Hal itu disampaikan pihaknya saat Disbunnak Lambar mendampingi Kopista Indonesia, Kabupaten Lambar meninjau perkebunan kopi binaan Kopista Lambar milik Nurrohim Pekon Mekarsari, Kecamatan Pagardewa.

Bacaan Lainnya

Yang pada musim ini, ditengah semua hasil kopi anjlok kebun miliknya binaan Kopista Lambar mampu menghasilkan buan antara satu hingga satu setengah kilogram setiap batang. 

“Saya menyaksikan sendiri kondisi kebun kopi dengan program pemeliharaan yang disarankan rekan kopista Lambat dengan hasil yang memuaskan,” terangnya.

Karena itu Nata Djudin mengajak semua pihak termasuk pelaku dan pemerhati perkembangan kopi lambar dapat bersama-sama mengetuk telurkan dengan petani lain tata kelola perkebunan kopi yang lebih baik lagi untuk peningkatan kwalitas dan kwantitas. 
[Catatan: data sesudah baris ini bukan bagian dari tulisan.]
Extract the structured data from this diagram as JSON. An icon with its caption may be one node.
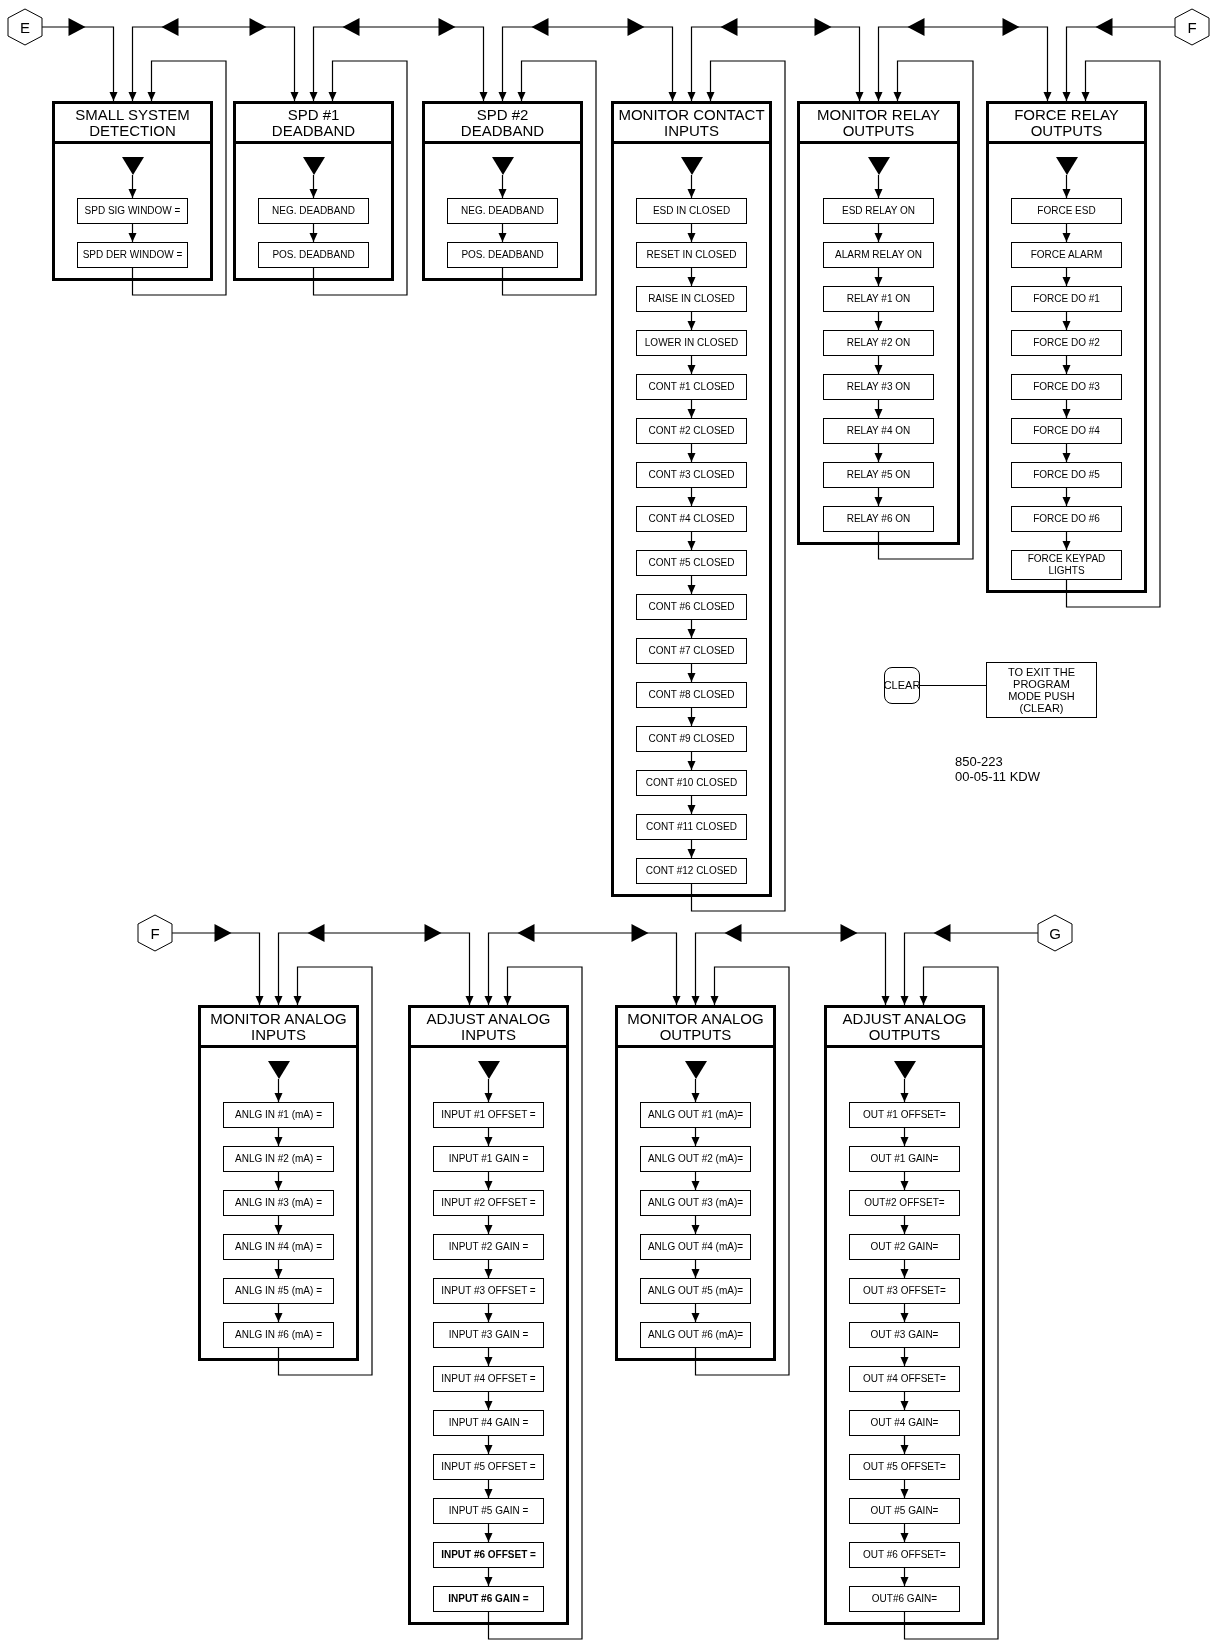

“Dengan begini tentunya tinggal program pemerintah, bagaimana mensinergikan sistem pengelolaan kopi yang basi kepada petani,” imbuhnya. 

Sementara dikatakan penggerak Kopista Lambar Irwansyah, SP, bersama Supriyono, ST dan Karjo Matajat. Kopista Indonesia adalah gerakan mandiri. Seperti untuk Kopista Indonesia wilayah Lampung Barat dalam lima tahun terakhir mencari solusi peningkatan produktivitas kopi robusta khususnya dengan fokus terhadap produktivitas kebun kopi masyarakat agar mencapai hasil minimal Dua ton green bean per hektar per tahun. Dengan visi menjadikan Lampung Barat sebagai kiblat kopi robusta nasional.

Dikatakan Irwansyah yang juga mantan anggota legislatif (Aleg) Lambar tersebut, penelitian yang lakukan Kopistan Indonesias Kabupaten Lambar dilapangan, ada tiga faktor utama yang dapat mempercepat peningkatan produktivitas kopi.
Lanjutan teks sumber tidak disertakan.